The first inkling of Isidore's existence was the 1940 census enumeration of the family. Yetta was selected for supplementary questions and she indicated that she'd had three children. Since I'd only previously seen two documented, this new information sent me to New York City death records. 

FamilySearch lists an indexed  death certificate for Isidore Kurman, whose parents were Sam Kurman and Kaufman, in their "New York, New York City Municipal Deaths, 1795-1949" collection and indicates that he was buried in Montefiore Cemetery (Springfield Gardens).
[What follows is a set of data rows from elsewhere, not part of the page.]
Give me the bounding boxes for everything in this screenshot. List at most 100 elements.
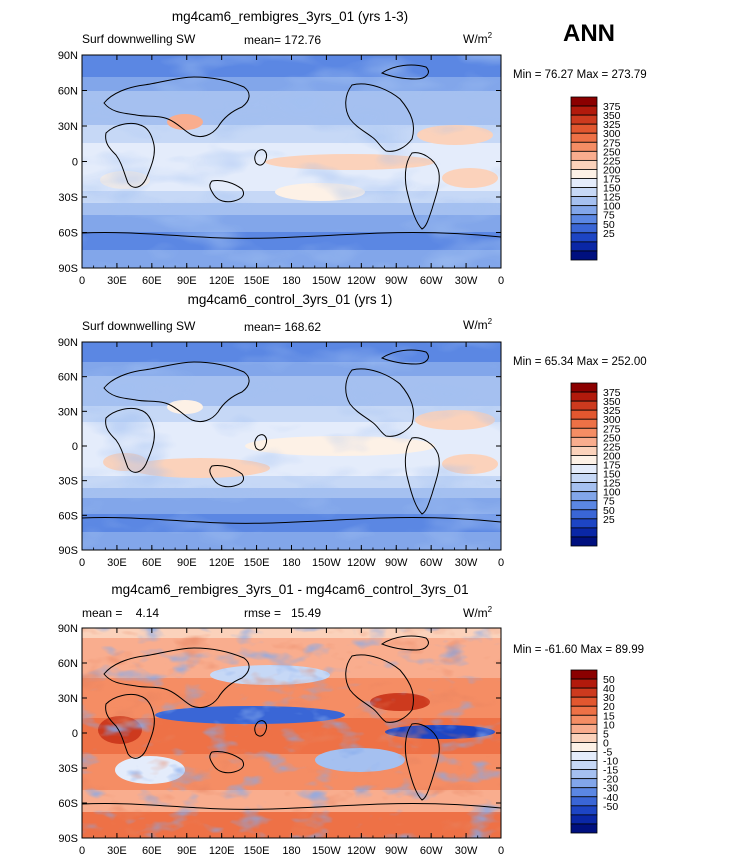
panel-1: mg4cam6_rembigres_3yrs_01 (yrs 1-3) Surf… [58, 9, 647, 287]
colorbar-swatch [570, 696, 598, 707]
panel-1-units: W/m2 [463, 31, 493, 46]
colorbar-label: -50 [603, 801, 618, 813]
colorbar-label: 375 [603, 101, 621, 113]
lat-tick-label: 60S [58, 510, 78, 522]
lon-tick-label: 150W [312, 557, 341, 569]
colorbar-label: 150 [603, 183, 621, 195]
colorbar-label: 100 [603, 487, 621, 499]
panel-3-minmax: Min = -61.60 Max = 89.99 [513, 644, 644, 656]
lon-tick-label: 90E [177, 845, 197, 857]
colorbar-label: 250 [603, 146, 621, 158]
colorbar-label: 25 [603, 514, 615, 526]
panel-3-units: W/m2 [463, 605, 493, 620]
panel-3-axes: 0 30E 60E 90E 120E 150E 180 150W 120W 90W 60W 30W 09… [58, 623, 504, 857]
season-label: ANN [563, 20, 615, 47]
colorbar-label: 225 [603, 441, 621, 453]
lon-tick-label: 30E [107, 275, 127, 287]
lon-tick-label: 30W [455, 557, 478, 569]
lon-tick-label: 90W [385, 557, 408, 569]
colorbar-swatch [570, 796, 598, 807]
lat-tick-label: 90N [58, 50, 78, 62]
lat-tick-label: 60N [58, 372, 78, 384]
colorbar-label: 100 [603, 201, 621, 213]
colorbar-label: 125 [603, 192, 621, 204]
panel-2-coastlines [81, 349, 502, 524]
lon-tick-label: 0 [79, 275, 85, 287]
lon-tick-label: 150E [244, 275, 270, 287]
colorbar-swatch [570, 742, 598, 752]
lat-tick-label: 30S [58, 763, 78, 775]
panel-2-units: W/m2 [463, 317, 493, 332]
lon-tick-label: 0 [79, 557, 85, 569]
colorbar-swatch [570, 723, 598, 734]
lon-tick-label: 60W [420, 557, 443, 569]
colorbar-label: 10 [603, 719, 615, 731]
colorbar-label: 50 [603, 505, 615, 517]
lon-tick-label: 90E [177, 275, 197, 287]
lat-tick-label: 90N [58, 337, 78, 349]
lat-tick-label: 60S [58, 798, 78, 810]
colorbar-label: 75 [603, 496, 615, 508]
lon-tick-label: 0 [79, 845, 85, 857]
panel-1-coastlines [81, 64, 502, 239]
colorbar-swatch [570, 805, 598, 816]
colorbar-swatch [570, 427, 598, 438]
colorbar-swatch [570, 464, 598, 474]
colorbar-swatch [570, 732, 598, 743]
colorbar-swatch [570, 169, 598, 179]
colorbar-swatch [570, 382, 598, 393]
colorbar-label: 50 [603, 219, 615, 231]
panel-2-map [82, 342, 501, 550]
colorbar-swatch [570, 527, 598, 538]
colorbar-swatch [570, 778, 598, 789]
lon-tick-label: 180 [282, 557, 300, 569]
lon-tick-label: 60E [142, 557, 162, 569]
colorbar-swatch [570, 409, 598, 420]
colorbar-swatch [570, 96, 598, 107]
colorbar-swatch [570, 141, 598, 152]
colorbar-label: 300 [603, 414, 621, 426]
panel-3-map [82, 628, 501, 838]
colorbar-swatch [570, 418, 598, 429]
colorbar-swatch [570, 178, 598, 188]
colorbar-swatch [570, 678, 598, 689]
colorbar-label: 20 [603, 701, 615, 713]
lon-tick-label: 60E [142, 275, 162, 287]
colorbar-swatch [570, 687, 598, 698]
panel-1-colorbar: 3753503253002752502252001751501251007550… [570, 96, 621, 261]
panel-2-axes: 0 30E 60E 90E 120E 150E 180 150W 120W 90W 60W 30W 09… [58, 337, 504, 569]
colorbar-label: 50 [603, 674, 615, 686]
colorbar-swatch [570, 482, 598, 493]
colorbar-label: 25 [603, 228, 615, 240]
lat-tick-label: 0 [72, 728, 78, 740]
colorbar-swatch [570, 400, 598, 411]
panel-2-stat: mean= 168.62 [244, 320, 321, 334]
colorbar-swatch [570, 223, 598, 234]
panel-2-variable: Surf downwelling SW [82, 319, 196, 333]
lat-tick-label: 0 [72, 441, 78, 453]
colorbar-swatch [570, 250, 598, 261]
colorbar-swatch [570, 491, 598, 502]
lon-tick-label: 0 [498, 557, 504, 569]
lon-tick-label: 120E [209, 845, 235, 857]
panel-2-minmax: Min = 65.34 Max = 252.00 [513, 356, 647, 368]
lon-tick-label: 30W [455, 275, 478, 287]
colorbar-swatch [570, 391, 598, 402]
lon-tick-label: 90W [385, 275, 408, 287]
colorbar-label: -5 [603, 747, 612, 759]
colorbar-swatch [570, 455, 598, 465]
lat-tick-label: 90S [58, 545, 78, 557]
colorbar-swatch [570, 536, 598, 547]
colorbar-swatch [570, 509, 598, 520]
panel-3-title: mg4cam6_rembigres_3yrs_01 - mg4cam6_cont… [111, 582, 468, 597]
colorbar-swatch [570, 214, 598, 225]
colorbar-swatch [570, 473, 598, 484]
panel-3-coastlines [81, 635, 502, 810]
colorbar-swatch [570, 132, 598, 143]
panel-1-variable: Surf downwelling SW [82, 32, 196, 46]
colorbar-swatch [570, 205, 598, 216]
colorbar-swatch [570, 159, 598, 170]
panel-1-map [82, 55, 501, 268]
colorbar-swatch [570, 436, 598, 447]
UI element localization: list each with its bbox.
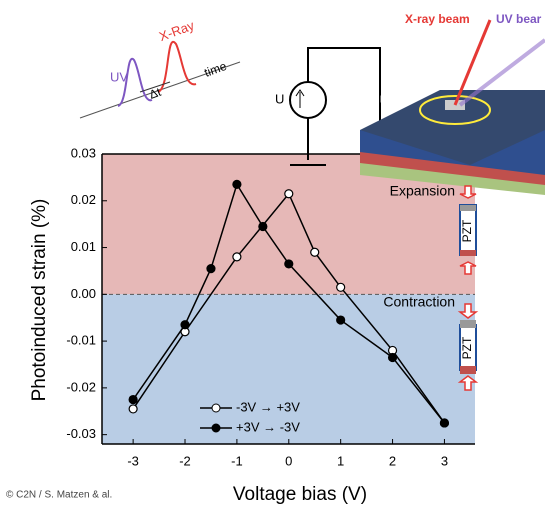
legend-marker [212,404,220,412]
legend-marker [212,424,220,432]
point [285,190,293,198]
voltage-label: U [275,91,284,106]
y-tick-label: -0.03 [66,426,96,441]
xray-label: X-Ray [157,17,197,44]
point [233,253,241,261]
point [129,405,137,413]
y-tick-label: -0.01 [66,333,96,348]
chart: UV X-Ray Δt time U PZT X-ray beam UV bea… [0,0,545,512]
point [207,265,215,273]
y-tick-label: 0.02 [71,192,96,207]
point [440,419,448,427]
x-axis-label: Voltage bias (V) [233,484,367,505]
x-tick-label: 0 [285,453,292,468]
pzt-sample-label: PZT [380,95,399,106]
y-tick-label: 0.03 [71,145,96,160]
contraction-label: Contraction [383,294,455,310]
expansion-label: Expansion [390,183,455,199]
x-tick-label: 3 [441,453,448,468]
x-tick-label: -2 [179,453,191,468]
y-tick-label: 0.01 [71,239,96,254]
point [233,180,241,188]
x-tick-label: 1 [337,453,344,468]
legend-label: +3V → -3V [236,419,300,434]
point [181,321,189,329]
x-tick-label: 2 [389,453,396,468]
uv-beam-label: UV bear [496,12,542,26]
point [285,260,293,268]
pzt-expansion-label: PZT [460,219,474,242]
x-tick-label: -1 [231,453,243,468]
y-tick-label: -0.02 [66,379,96,394]
y-axis-label: Photoinduced strain (%) [29,199,50,402]
time-label: time [202,59,228,80]
legend-label: -3V → +3V [236,399,300,414]
point [389,353,397,361]
x-tick-label: -3 [127,453,139,468]
point [129,396,137,404]
point [311,248,319,256]
point [259,223,267,231]
xray-beam-label: X-ray beam [405,12,470,26]
uv-label: UV [110,69,128,84]
point [337,316,345,324]
pulse-diagram [80,42,240,118]
credit: © C2N / S. Matzen & al. [6,490,112,501]
y-tick-label: 0.00 [71,286,96,301]
pzt-contraction-label: PZT [460,336,474,359]
point [337,283,345,291]
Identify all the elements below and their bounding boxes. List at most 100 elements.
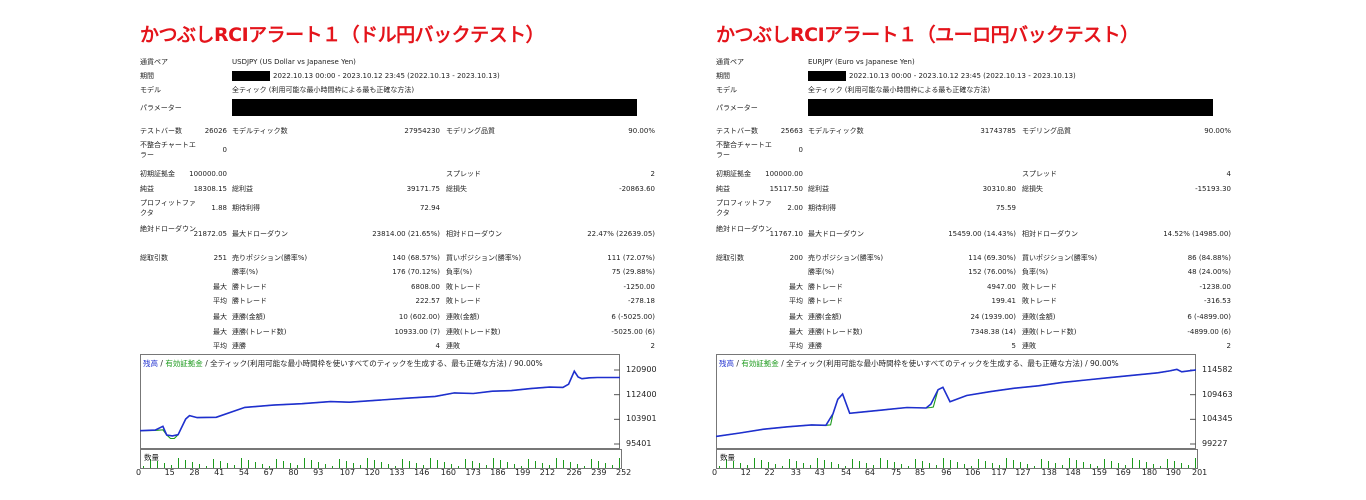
expected-label: 期待利得 bbox=[808, 204, 836, 212]
volume-bar bbox=[423, 465, 424, 468]
volume-bar bbox=[521, 466, 522, 468]
spread-label: スプレッド bbox=[1022, 170, 1057, 178]
x-tick-label: 67 bbox=[263, 468, 274, 477]
reldd-value: 22.47% (22639.05) bbox=[587, 230, 655, 238]
report-row-params: パラメーター bbox=[716, 99, 1236, 116]
volume-bar bbox=[929, 463, 930, 468]
volume-bar bbox=[1062, 465, 1063, 468]
volume-bar bbox=[859, 461, 860, 468]
volume-bar bbox=[894, 462, 895, 468]
x-tick-label: 199 bbox=[515, 468, 531, 477]
avg-loss-label: 敗トレード bbox=[1022, 297, 1057, 305]
volume-bar bbox=[999, 465, 1000, 468]
balance-line bbox=[140, 369, 620, 437]
volume-bar bbox=[157, 461, 158, 468]
volume-bar bbox=[150, 459, 151, 468]
x-tick-label: 239 bbox=[591, 468, 607, 477]
x-tick-label: 138 bbox=[1041, 468, 1057, 477]
volume-bar bbox=[824, 460, 825, 468]
pf-label: プロフィットファクタ bbox=[140, 199, 196, 217]
avg-label: 平均 bbox=[789, 342, 803, 350]
netprofit-label: 純益 bbox=[140, 185, 154, 193]
pair-value: EURJPY (Euro vs Japanese Yen) bbox=[808, 58, 915, 66]
x-tick-label: 54 bbox=[238, 468, 250, 477]
report-row-period: 期間 2022.10.13 00:00 - 2023.10.12 23:45 (… bbox=[140, 71, 660, 81]
grossloss-label: 総損失 bbox=[1022, 185, 1043, 193]
volume-bar bbox=[465, 459, 466, 468]
trades-label: 総取引数 bbox=[716, 254, 744, 262]
reldd-label: 相対ドローダウン bbox=[446, 230, 502, 238]
volume-bar bbox=[311, 460, 312, 468]
volume-bar bbox=[803, 463, 804, 468]
avg-consec-loss-value: 2 bbox=[650, 342, 655, 350]
avg-win-label: 勝トレード bbox=[232, 297, 267, 305]
long-value: 86 (84.88%) bbox=[1187, 254, 1231, 262]
x-tick-label: 148 bbox=[1065, 468, 1081, 477]
report-row-model: モデル 全ティック (利用可能な最小時間枠による最も正確な方法) bbox=[140, 85, 660, 95]
avg-consec-wins-value: 5 bbox=[1011, 342, 1016, 350]
volume-bar bbox=[528, 459, 529, 468]
volume-bar bbox=[775, 464, 776, 468]
volume-bar bbox=[346, 461, 347, 468]
volume-bar bbox=[535, 461, 536, 468]
deposit-label: 初期証拠金 bbox=[140, 170, 175, 178]
period-label: 期間 bbox=[716, 72, 730, 80]
mismatch-value: 0 bbox=[222, 146, 227, 154]
volume-bar bbox=[276, 459, 277, 468]
pair-label: 通貨ペア bbox=[140, 58, 168, 66]
volume-bar bbox=[782, 466, 783, 468]
volume-bar bbox=[796, 461, 797, 468]
model-label: モデル bbox=[716, 86, 737, 94]
x-tick-label: 28 bbox=[189, 468, 200, 477]
report-row-period: 期間 2022.10.13 00:00 - 2023.10.12 23:45 (… bbox=[716, 71, 1236, 81]
redaction-block bbox=[232, 71, 270, 81]
x-tick-label: 106 bbox=[965, 468, 981, 477]
volume-bar bbox=[605, 463, 606, 468]
volume-bar bbox=[1181, 463, 1182, 468]
avg-consec-wins-value: 4 bbox=[435, 342, 440, 350]
volume-bar bbox=[269, 466, 270, 468]
x-tick-label: 107 bbox=[339, 468, 356, 477]
volume-bar bbox=[1076, 460, 1077, 468]
pf-value: 2.00 bbox=[787, 204, 803, 212]
volume-bar bbox=[950, 460, 951, 468]
avg-label: 平均 bbox=[213, 297, 227, 305]
report-row-trades: 総取引数 251 売りポジション(勝率%) 140 (68.57%) 買いポジシ… bbox=[140, 253, 660, 263]
volume-panel: 数量 bbox=[140, 449, 622, 469]
volume-bar bbox=[514, 464, 515, 468]
volume-bar bbox=[733, 461, 734, 468]
spread-value: 4 bbox=[1226, 170, 1231, 178]
reldd-label: 相対ドローダウン bbox=[1022, 230, 1078, 238]
report-title: かつぶしRCIアラート１（ドル円バックテスト） bbox=[140, 24, 545, 46]
volume-bar bbox=[402, 459, 403, 468]
maxdd-value: 15459.00 (14.43%) bbox=[948, 230, 1016, 238]
legend-balance: 残高 bbox=[143, 359, 158, 368]
y-tick-label: 112400 bbox=[626, 389, 657, 399]
report-row-bars: テストバー数 25663 モデルティック数 31743785 モデリング品質 9… bbox=[716, 126, 1236, 136]
balance-chart: 残高 / 有効証拠金 / 全ティック(利用可能な最小時間枠を使いすべてのティック… bbox=[712, 354, 1236, 480]
volume-bar bbox=[1188, 465, 1189, 468]
consec-wins-trades-value: 7348.38 (14) bbox=[970, 328, 1016, 336]
consec-wins-money-label: 連勝(金額) bbox=[808, 313, 842, 321]
netprofit-value: 18308.15 bbox=[193, 185, 227, 193]
volume-bar bbox=[726, 459, 727, 468]
pair-value: USDJPY (US Dollar vs Japanese Yen) bbox=[232, 58, 356, 66]
volume-bar bbox=[887, 460, 888, 468]
ticks-value: 31743785 bbox=[980, 127, 1016, 135]
max-label: 最大 bbox=[213, 283, 227, 291]
legend-description: / 全ティック(利用可能な最小時間枠を使いすべてのティックを生成する、最も正確な… bbox=[205, 359, 543, 368]
volume-bar bbox=[493, 458, 494, 468]
long-label: 買いポジション(勝率%) bbox=[446, 254, 522, 262]
volume-bar bbox=[262, 464, 263, 468]
volume-bar bbox=[388, 464, 389, 468]
volume-bar bbox=[241, 458, 242, 468]
volume-bar bbox=[171, 465, 172, 468]
x-tick-label: 54 bbox=[840, 468, 852, 477]
max-label: 最大 bbox=[789, 313, 803, 321]
volume-bar bbox=[374, 460, 375, 468]
volume-bar bbox=[810, 465, 811, 468]
volume-bar bbox=[908, 466, 909, 468]
report-row-mismatch: 不整合チャートエラー 0 bbox=[140, 140, 660, 160]
lossrate-label: 負率(%) bbox=[1022, 268, 1049, 276]
volume-bar bbox=[325, 464, 326, 468]
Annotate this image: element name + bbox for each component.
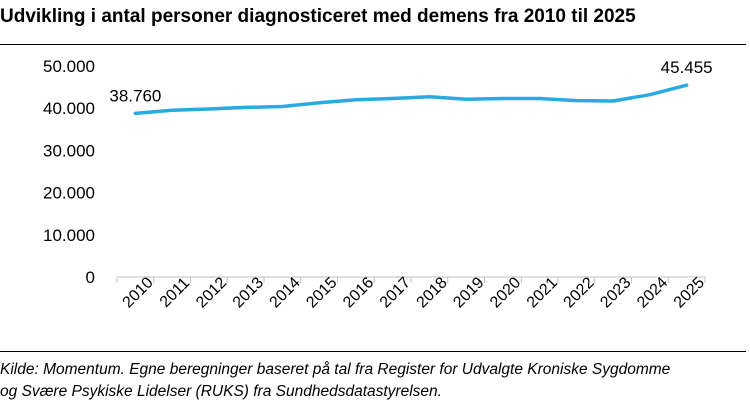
x-tick-label: 2013 [230,274,267,311]
data-label: 38.760 [109,86,161,105]
x-tick-label: 2018 [414,274,451,311]
y-tick-label: 20.000 [43,184,95,203]
bottom-divider [0,351,746,352]
source-note: Kilde: Momentum. Egne beregninger basere… [0,359,746,403]
x-tick-label: 2017 [377,274,414,311]
y-tick-label: 10.000 [43,226,95,245]
source-line-2: og Svære Psykiske Lidelser (RUKS) fra Su… [0,383,442,400]
x-tick-label: 2016 [340,274,377,311]
chart-title: Udvikling i antal personer diagnosticere… [0,6,636,27]
y-tick-label: 30.000 [43,141,95,160]
x-tick-label: 2021 [524,274,561,311]
y-tick-label: 50.000 [43,57,95,76]
series-line [133,83,689,116]
x-tick-label: 2020 [487,274,524,311]
x-tick-label: 2019 [450,274,487,311]
x-tick-label: 2022 [561,274,598,311]
x-tick-label: 2010 [120,274,157,311]
x-tick-label: 2024 [634,274,671,311]
y-tick-label: 40.000 [43,99,95,118]
source-line-1: Kilde: Momentum. Egne beregninger basere… [0,361,671,378]
x-tick-label: 2011 [157,275,193,311]
x-tick-label: 2012 [193,274,230,311]
x-tick-label: 2025 [671,274,708,311]
x-tick-label: 2023 [597,274,634,311]
x-tick-label: 2015 [303,274,340,311]
x-tick-label: 2014 [267,274,304,311]
data-label: 45.455 [661,58,713,77]
y-tick-label: 0 [86,268,95,287]
top-divider [0,44,746,45]
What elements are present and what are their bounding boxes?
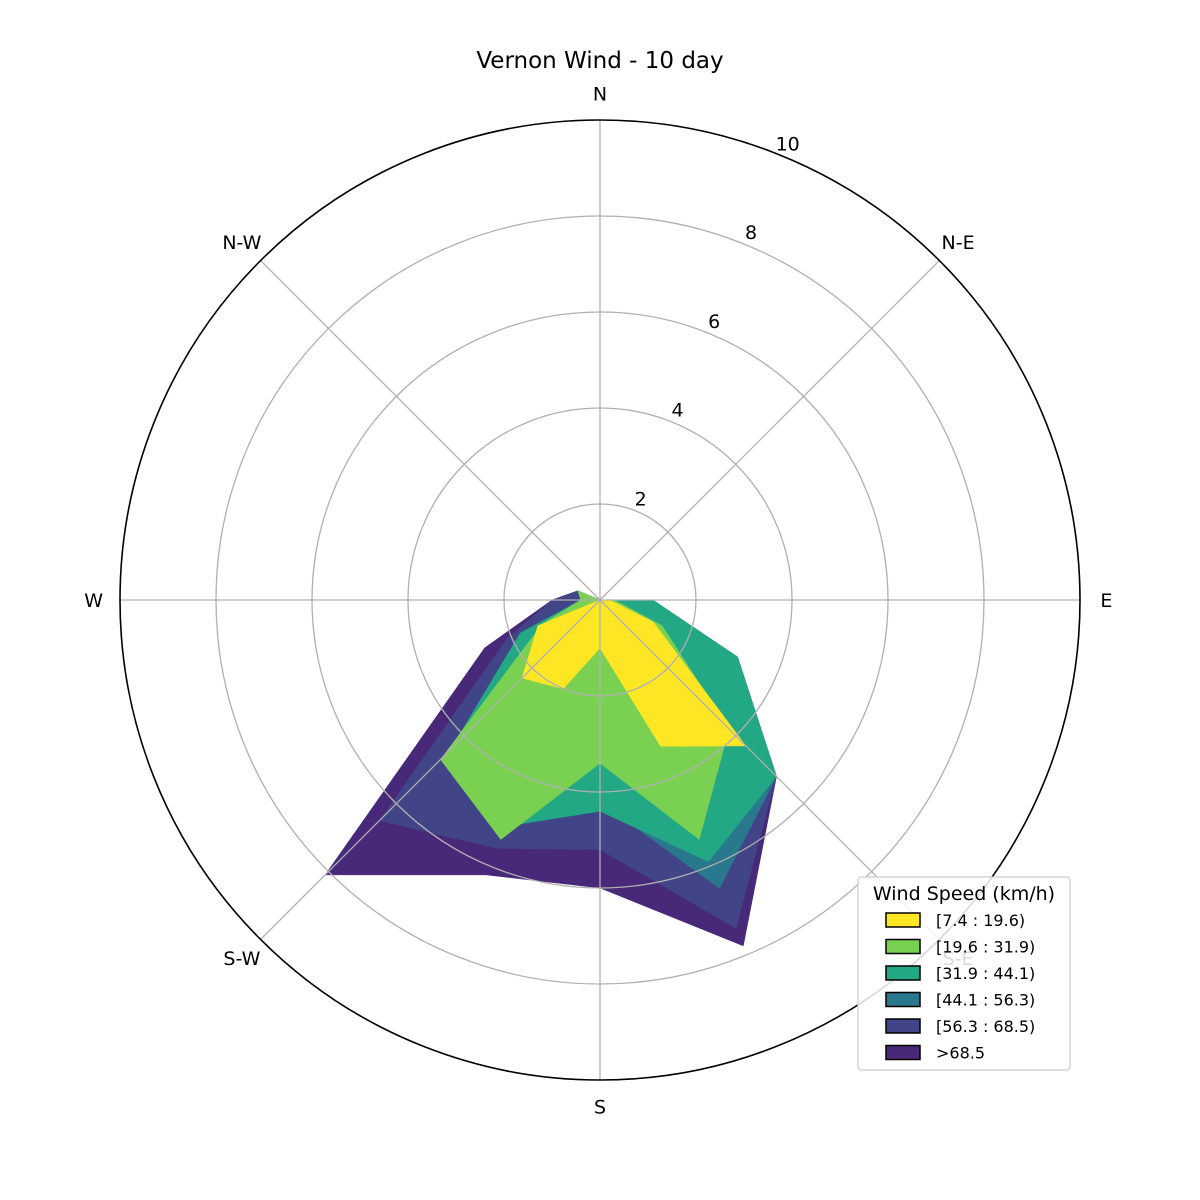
- direction-label-s-w: S-W: [223, 948, 260, 970]
- direction-label-s: S: [594, 1096, 606, 1118]
- legend-entry-label: [44.1 : 56.3): [936, 991, 1035, 1010]
- direction-label-e: E: [1100, 590, 1112, 612]
- grid-spoke-n-e: [599, 260, 940, 601]
- legend-entry-label: [7.4 : 19.6): [936, 911, 1025, 930]
- radial-tick-label: 2: [635, 488, 647, 510]
- series-layer: [324, 590, 777, 947]
- legend-swatch: [885, 965, 921, 981]
- outer-frame: [119, 119, 1081, 1081]
- legend-swatch: [885, 938, 921, 955]
- legend-swatch: [885, 912, 921, 928]
- legend-swatch: [885, 1044, 921, 1061]
- radial-tick-label: 6: [708, 311, 720, 333]
- legend-entry-label: >68.5: [936, 1044, 985, 1063]
- radial-tick-label: 4: [671, 400, 683, 422]
- direction-label-n-w: N-W: [222, 232, 261, 254]
- legend-title: Wind Speed (km/h): [873, 883, 1055, 905]
- direction-label-n: N: [593, 84, 607, 106]
- chart-title: Vernon Wind - 10 day: [476, 48, 723, 74]
- legend-swatch: [885, 1018, 921, 1034]
- radial-tick-label: 8: [745, 222, 757, 244]
- radial-tick-label: 10: [776, 134, 800, 156]
- radial-tick-labels: 2 4 6 8 10: [635, 134, 800, 511]
- legend-entry-label: [56.3 : 68.5): [936, 1017, 1035, 1036]
- series-area-1: [521, 599, 747, 747]
- legend: Wind Speed (km/h) [7.4 : 19.6) [19.6 : 31.…: [857, 876, 1071, 1071]
- grid-spoke-n-w: [260, 260, 601, 601]
- direction-label-w: W: [84, 590, 103, 612]
- legend-entry-label: [19.6 : 31.9): [936, 938, 1035, 957]
- legend-swatch: [885, 991, 921, 1008]
- grid-spoke-s-w: [260, 599, 601, 940]
- legend-entry-label: [31.9 : 44.1): [936, 964, 1035, 983]
- direction-label-n-e: N-E: [942, 232, 975, 254]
I will order a copy of his death certificate. 

The couple's second child was Miriam, born 18 December 1917. Sidney was born 14 September 1922.[8]

I have not been able to track Miriam, but I have located Sidney Kurman, who died on 8 October 1974, buried in Beth Moses Cemetery, as well. He is in another plot (block 5, row XF-XG, grave 31) next to his wife Edythe Kurman.[9] Their graves were photographed and reported on Find A Grave. I am particularly happy that someone not only recorded the interments, but also photographed the stones.

Sam and Yetta Kurman are buried in block 24, Maccabee Road, Beth Moses Cemetery, First Lubiner Progressive Benevolent Association plot.

Notes:
1. Manifest, S.S. Volturno, 12 November 1909, p. 8, line 11, Schmiel Kurmann, age 18; images, "New York, Passenger Lists, 1820-1957," Ancestry (http://www.ancestry.com : accessed 17 December 2010).
2. Manifest, S.S. Lucania, 28 July 1906, p. 14, line 5, Hersch Kurmann, age 40; images, "New York, Passenger Lists, 1820-1957," Ancestry (http://www.ancestry.com : accessed 17 December 2010).
3. "New York, New York City Marriage Records, 1829-1940," index, FamilySearch (https://www.familysearch.org : accessed 31 October 2016); entry for Sam Kurman and Yettie Kaufman,12 December 1915, Manhattan, marriage certificate no. 28620 (1915); FamilySearch microfilm 1,614,231; citing New York City Municipal Archives. I have not yet acquired a copy of the original record.
4. U.S. World War I Draft Registration Cards, 1917-1918," images, Ancestry (http://www.ancestry.com : accessed 31 October 2016), card for Sam Kurman, serial no. 315, Draft Board 52, Kings County, New York; citing NARA microfilm publication M1509.
5. 1930 U.S. Census, Kings County, New York, population schedule, Brooklyn, enumeration district 24-1234, sheet 24B, dwelling 138 [crossed out], family 573, Sam and Yetta Kurman family; images, Ancestry (http://www.ancestry.com : accessed 31 October 2016); NARA microfilm publication T626, roll 1493.
6. 1940 U.S. Census, Kings County, New York, population schedule, Brooklyn, enumeration district 24-134B, sheet 11A, household 231, Samuel and Yetta Kurman family; images, Ancestry (http://www.ancestry.com : accessed 31 October 2016); NARA microfilm publication T627, roll 2550.
7. U.S. World War II Draft Registration Cards, 1942," images, Ancestry (http://www.ancestry.com : accessed 31 July 2011), card for Sam Kurman, serial no. 1955, Kings County, New York; citing NARA (St. Louis) record group 147.
8. Sam Kurman petition for naturalization (1930), naturalization file no. 143654, Eastern District of New York; Record Group 21: Records of the District Courts of the United States; National Archives - Northeast Region, New York City.